Sobre o que falaram os presidenciáveis republicanos dos EUA no debate em horário nobre na semana passada? Bem, houve 19 referências a Deus, enquanto a economia recebeu apenas dez menções. Os congressistas republicanos votaram dezenas de vezes a rejeição total ou parcial do Obamacare, mas os candidatos só citaram a principal política do presidente Obama nove vezes durante duas horas. E a energia, outro tema que já foi favorito do Partido Republicano, surgiu apenas quatro vezes.

Estranho, não? A premissa compartilhada por todos no lado republicano é que os anos de Obama foram uma época de desastre políticoem todas as frentes. Mas os candidatos naquele palco quase não tinham nada a dizer sobre qualquer das supostas áreas de desastre.
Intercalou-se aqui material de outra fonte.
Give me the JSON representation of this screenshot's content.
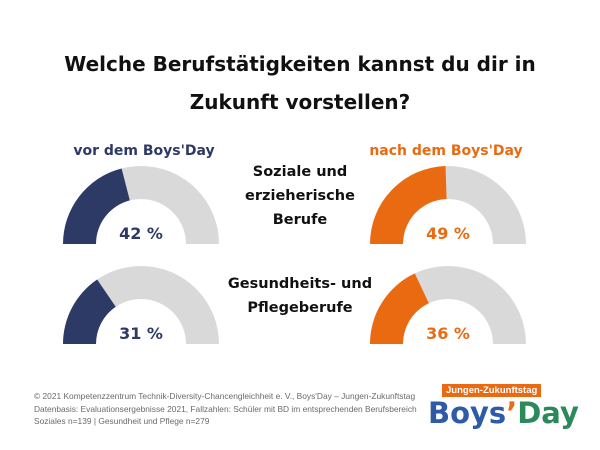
{
  "header": {
    "title_line1": "Welche Berufstätigkeiten kannst du dir in",
    "title_line2": "Zukunft vorstellen?"
  },
  "chart_data": {
    "type": "gauge",
    "title": "Welche Berufstätigkeiten kannst du dir in Zukunft vorstellen?",
    "ylim": [
      0,
      100
    ],
    "unit": "%",
    "categories": [
      {
        "line1": "Soziale und",
        "line2": "erzieherische",
        "line3": "Berufe"
      },
      {
        "line1": "Gesundheits- und",
        "line2": "Pflegeberufe",
        "line3": ""
      }
    ],
    "series": [
      {
        "name": "vor dem Boys'Day",
        "color": "#2e3a66",
        "values": [
          42,
          31
        ],
        "labels": [
          "42 %",
          "31 %"
        ]
      },
      {
        "name": "nach dem Boys'Day",
        "color": "#ea6a12",
        "values": [
          49,
          36
        ],
        "labels": [
          "49 %",
          "36 %"
        ]
      }
    ],
    "track_color": "#d9d9d9"
  },
  "footer": {
    "line1": "© 2021 Kompetenzzentrum Technik-Diversity-Chancengleichheit e. V., Boys'Day – Jungen-Zukunftstag",
    "line2": "Datenbasis: Evaluationsergebnisse 2021, Fallzahlen: Schüler mit BD im entsprechenden Berufsbereich",
    "line3": "Soziales n=139 | Gesundheit und Pflege n=279"
  },
  "logo": {
    "tagline": "Jungen-Zukunftstag",
    "word_part1": "Boys",
    "word_apostrophe": "’",
    "word_part2": "Day"
  }
}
E havia um bom motivo para que estivessem tão calados lá fora, no mundo real, nenhum dos desastres que seu partido previu realmente ocorreu. Obama simplesmente continua fracassando em errar. E esse é um grande problema para o "Grande e Velho Partido" - ainda maior que Donald Trump.

Começando pela reforma da saúde. Fale com o pessoal de direita, e eles inevitavelmente vão afirmar que foi um desastre. Mas pergunte exatamente que forma esse desastre assumiu, e você conseguirá no máximo relatos não confirmados sobre aumentos de cotas e queda de qualidade.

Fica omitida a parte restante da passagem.